The words were real. Grounded. They didn’t dismiss the pain. They didn’t say “kukuta (be strong)” or “man up”. They gave him space to breathe.
That night, Aspilili cried. Not shallow tears of embarrassment, but deep, rasping sobs. The kind that echo from the bone marrow.
He cried until sleep found him curled up like a boy again.
His uncle had done what our culture seldom allows: He made it okay for a man to feel. He became the counsellor no government could afford, the therapist with cattle scars instead of a degree.
In a society where emotional pain is buried, he dug it up and said: “Here, cry me a river. You’re still a man.”
DEADLY SILENCE
In recent weeks, Ohangwena has wept. Three teachers took their lives.
Financial stress was cited in one case. In a country where your worth is often measured by what you can provide, even temporary failure can feel fatal.
Of course, social media had its verdicts: “Coward”, “why not ask for help?”, “men are weak these days”.

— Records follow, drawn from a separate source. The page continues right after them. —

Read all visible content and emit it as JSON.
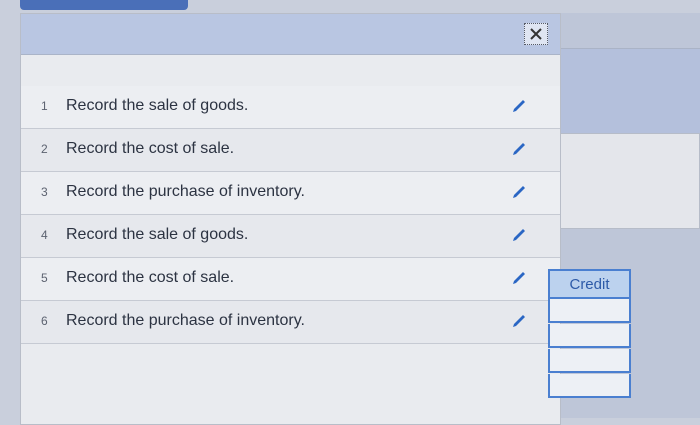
{
  "header": {
    "close_icon": "close-x-icon"
  },
  "rows": [
    {
      "num": "1",
      "label": "Record the sale of goods."
    },
    {
      "num": "2",
      "label": "Record the cost of sale."
    },
    {
      "num": "3",
      "label": "Record the purchase of inventory."
    },
    {
      "num": "4",
      "label": "Record the sale of goods."
    },
    {
      "num": "5",
      "label": "Record the cost of sale."
    },
    {
      "num": "6",
      "label": "Record the purchase of inventory."
    }
  ],
  "journal": {
    "credit_label": "Credit"
  },
  "colors": {
    "accent": "#4a7fd0",
    "edit_icon": "#2a66c4"
  }
}
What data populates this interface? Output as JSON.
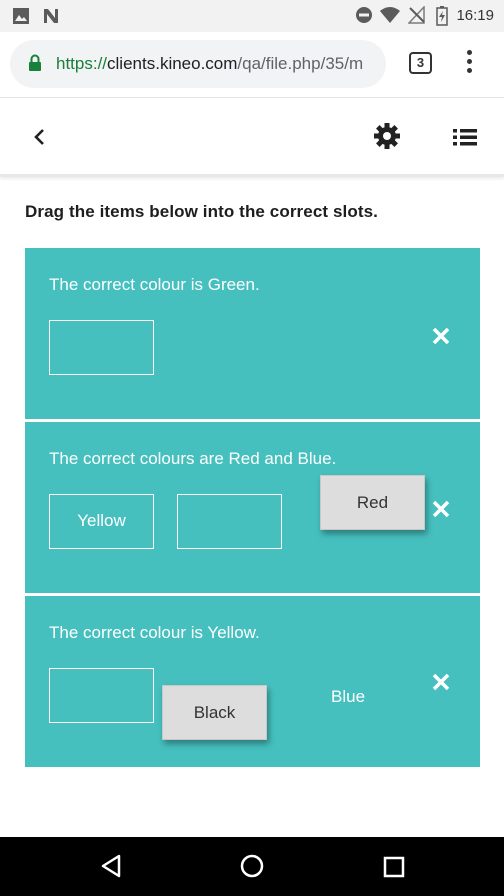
{
  "status_bar": {
    "time": "16:19",
    "icons": [
      "image-icon",
      "n-notification-icon",
      "do-not-disturb-icon",
      "wifi-icon",
      "no-signal-icon",
      "battery-charging-icon"
    ]
  },
  "browser": {
    "url_scheme": "https://",
    "url_host": "clients.kineo.com",
    "url_path": "/qa/file.php/35/m",
    "tab_count": "3"
  },
  "header": {
    "icons": [
      "back-icon",
      "settings-icon",
      "menu-list-icon"
    ]
  },
  "instruction": "Drag the items below into the correct slots.",
  "questions": [
    {
      "text": "The correct colour is Green."
    },
    {
      "text": "The correct colours are Red and Blue.",
      "slot_1_value": "Yellow"
    },
    {
      "text": "The correct colour is Yellow."
    }
  ],
  "drag_items": {
    "red": "Red",
    "black": "Black",
    "blue": "Blue"
  },
  "colors": {
    "question_background": "#45c0bf",
    "drag_item_background": "#dddddd"
  }
}
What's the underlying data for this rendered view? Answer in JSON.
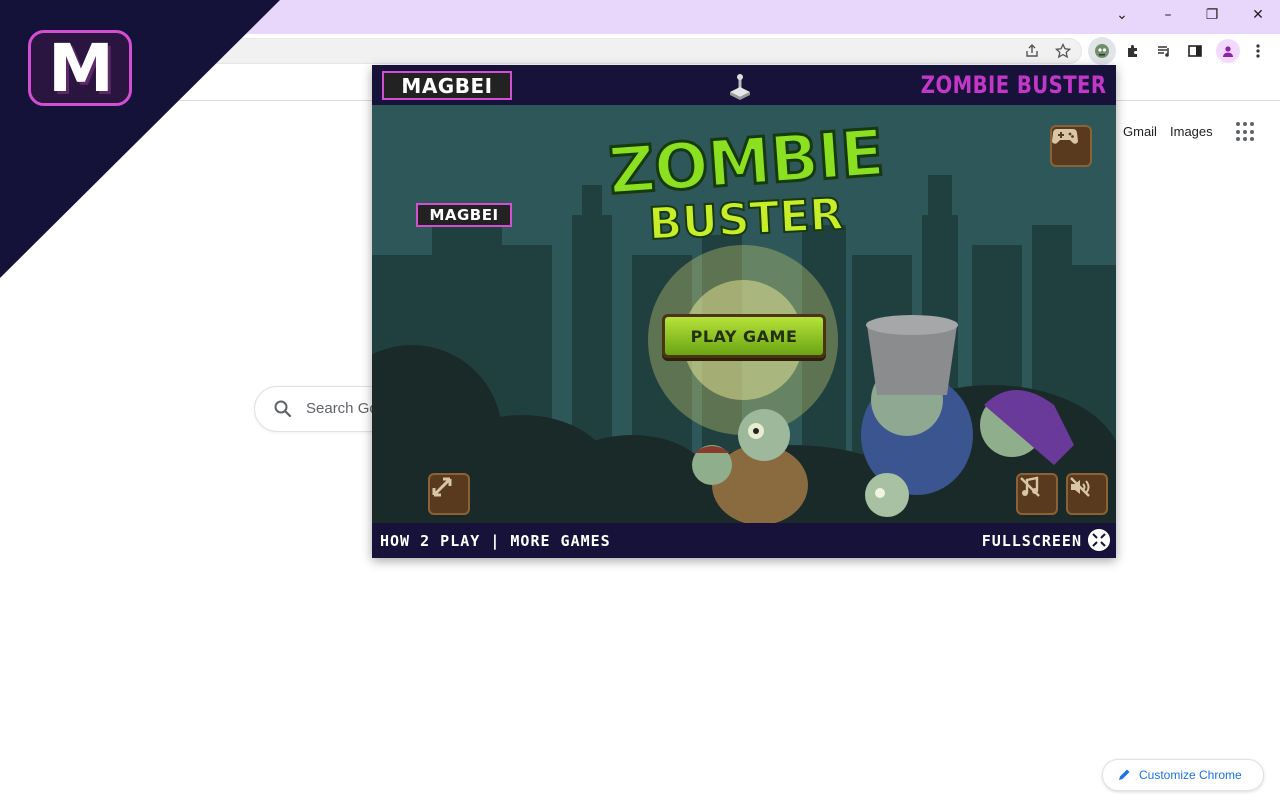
{
  "browser": {
    "window_controls": {
      "tab_search": "⌄",
      "minimize": "–",
      "restore": "❐",
      "close": "✕"
    },
    "toolbar_icons": [
      "share-icon",
      "bookmark-star-icon",
      "extension-zombie-icon",
      "puzzle-extensions-icon",
      "media-playlist-icon",
      "side-panel-icon",
      "profile-avatar-icon",
      "kebab-menu-icon"
    ]
  },
  "google": {
    "links": {
      "gmail": "Gmail",
      "images": "Images"
    },
    "search": {
      "placeholder": "Search Go"
    },
    "customize_label": "Customize Chrome"
  },
  "overlay_logo": {
    "letter": "M",
    "colors": {
      "triangle": "#15123a",
      "border": "#d14fd0"
    }
  },
  "popup": {
    "header": {
      "brand": "MAGBEI",
      "title": "ZOMBIE BUSTER"
    },
    "game": {
      "brand_badge": "MAGBEI",
      "logo_line1": "ZOMBIE",
      "logo_line2": "BUSTER",
      "play_button": "PLAY GAME",
      "buttons": [
        "gamepad-icon",
        "fullscreen-expand-icon",
        "music-off-icon",
        "sound-off-icon"
      ]
    },
    "footer": {
      "left": "HOW 2 PLAY | MORE GAMES",
      "right": "FULLSCREEN"
    }
  },
  "colors": {
    "titlebar": "#e9d6fb",
    "popup_bg": "#17123a",
    "game_bg": "#2e5759",
    "accent_purple": "#c237c7",
    "zombie_green": "#8be021",
    "google_blue": "#1a73e8"
  }
}
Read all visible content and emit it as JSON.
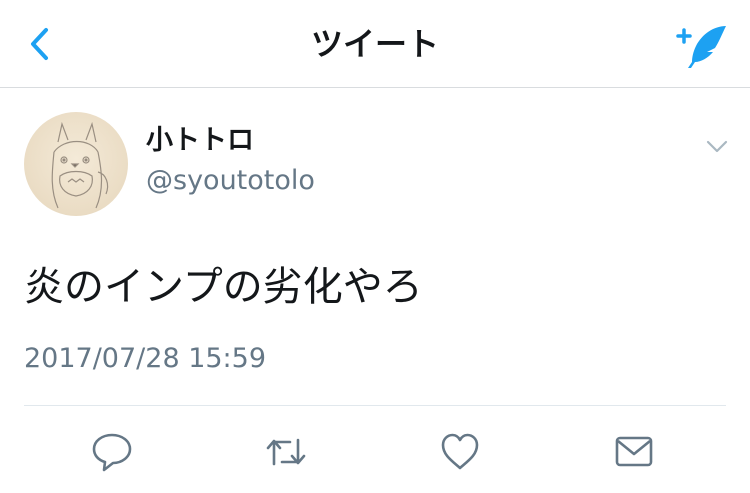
{
  "header": {
    "title": "ツイート",
    "back_icon": "chevron-left-icon",
    "compose_icon": "compose-feather-icon",
    "accent_color": "#1da1f2"
  },
  "tweet": {
    "author": {
      "display_name": "小トトロ",
      "handle": "@syoutotolo",
      "avatar": "totoro-sketch-avatar"
    },
    "text": "炎のインプの劣化やろ",
    "timestamp": "2017/07/28 15:59",
    "more_icon": "chevron-down-icon"
  },
  "actions": [
    {
      "name": "reply",
      "icon": "reply-icon"
    },
    {
      "name": "retweet",
      "icon": "retweet-icon"
    },
    {
      "name": "like",
      "icon": "heart-icon"
    },
    {
      "name": "share",
      "icon": "mail-icon"
    }
  ],
  "colors": {
    "text": "#14171a",
    "secondary": "#657786",
    "divider": "#e1e8ed",
    "action_icon": "#657786"
  }
}
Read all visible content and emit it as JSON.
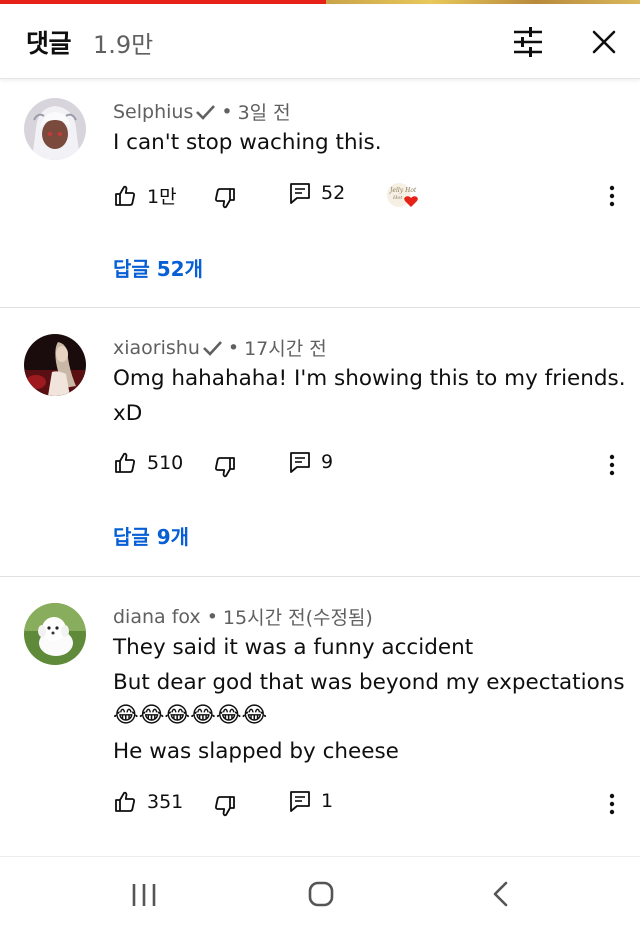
{
  "header": {
    "title": "댓글",
    "count": "1.9만",
    "filter_icon": "sliders-icon",
    "close_icon": "close-icon"
  },
  "comments": [
    {
      "author": "Selphius",
      "time": "3일 전",
      "lines": [
        "I can't stop waching this."
      ],
      "likes": "1만",
      "replies_count": "52",
      "creator_heart_text": "Jelly Hot",
      "replies_link": "답글 52개"
    },
    {
      "author": "xiaorishu",
      "time": "17시간 전",
      "lines": [
        "Omg hahahaha! I'm showing this to my friends.",
        "xD"
      ],
      "likes": "510",
      "replies_count": "9",
      "replies_link": "답글 9개"
    },
    {
      "author": "diana fox",
      "time": "15시간 전(수정됨)",
      "lines": [
        "They said it was a funny accident",
        "But dear god that was beyond my expectations",
        "😂😂😂😂😂😂",
        "He was slapped by cheese"
      ],
      "likes": "351",
      "replies_count": "1"
    }
  ],
  "colors": {
    "link": "#065fd4",
    "meta": "#606060",
    "text": "#0f0f0f",
    "heart": "#e62117"
  },
  "navbar": {
    "recents_icon": "recent-apps-icon",
    "home_icon": "home-icon",
    "back_icon": "back-icon"
  }
}
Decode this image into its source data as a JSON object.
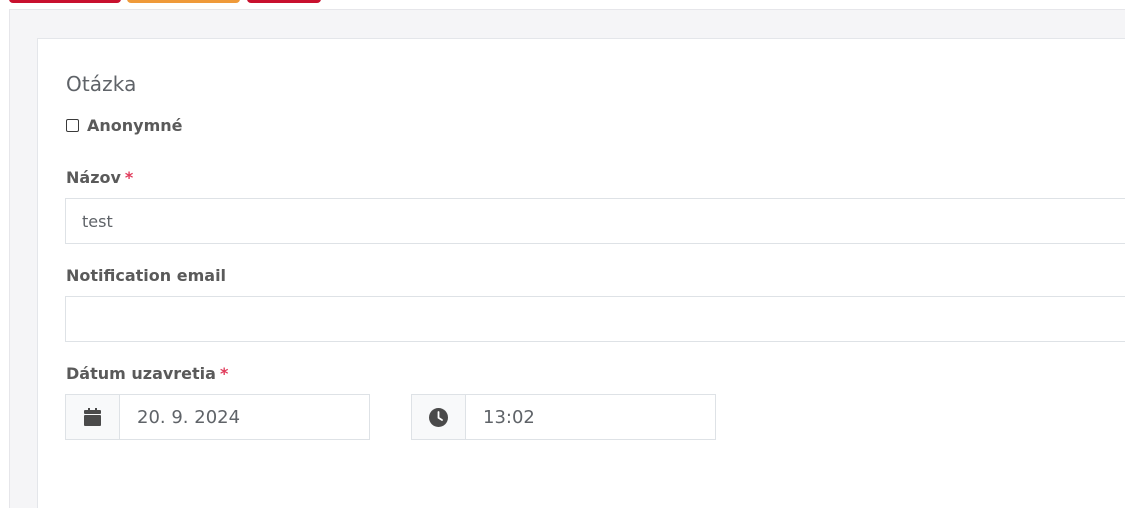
{
  "toolbar": {
    "buttons": [
      {
        "name": "toolbar-button-red",
        "color": "#c8102e"
      },
      {
        "name": "toolbar-button-orange",
        "color": "#ef9a3a"
      },
      {
        "name": "toolbar-button-red-2",
        "color": "#c8102e"
      }
    ]
  },
  "form": {
    "title": "Otázka",
    "anonymous": {
      "label": "Anonymné",
      "checked": false
    },
    "name": {
      "label": "Názov",
      "required_mark": "*",
      "value": "test"
    },
    "notification_email": {
      "label": "Notification email",
      "value": ""
    },
    "close_date": {
      "label": "Dátum uzavretia",
      "required_mark": "*",
      "date": {
        "value": "20. 9. 2024",
        "icon": "calendar-icon"
      },
      "time": {
        "value": "13:02",
        "icon": "clock-icon"
      }
    }
  },
  "colors": {
    "accent_required": "#e03a5a",
    "page_background": "#f5f5f7",
    "card_background": "#ffffff"
  }
}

It’s easy to judge from behind a screen. But what these deaths scream – through the silence – is not weakness.
It is abandonment, the result of a system that allows men to break but never bend. Fear of ridicule keeps men from asking for help.
Mental health is not a woman’s issue, nor a youth issue. It’s a human issue.
Data, statistics and funerals tell us loudly what our mouths refuse to say: Our men are dying inside.
We must become like an uncle to one another.
The answer isn’t just clinics or hotlines – though they matter deeply.
The answer, in part, lies in every home, every village, every taxi rank.
We must start normalising emotional conversations among men.
Fathers must tell sons it’s okay to cry. Friends must offer ears, not just beers.
We must become rainmakers who remind hurting men that tears are not weakness, but release.
LIFE IS PRICELESS
Aspilili didn’t die that night. He got up the next day, took his taxi keys and drove his customers down Mandume Ndemufayo Avenue, past Unam en route to ‘that’ hotel.
His uncle still checks on him. They talk about football, cows and sometimes, Soumaya.
Though the pain lingers, he knows he is allowed to feel it.
Let us honour those we’ve lost by listening harder.
By looking beyond the silence. By building a Namibia where masculinity isn’t measured by how much you endure, but how fully you live.
And when the next Aspilili breaks, may we be there, not to judge, but to hold him. To remind him the sun will rise again tomorrow and life will go on. It has to.
- Not their real names.
- Ismael Uugwanga is a social commentator. He writes about love, culture, and the intersection of tradition and modern life. The vews expressed here are his own.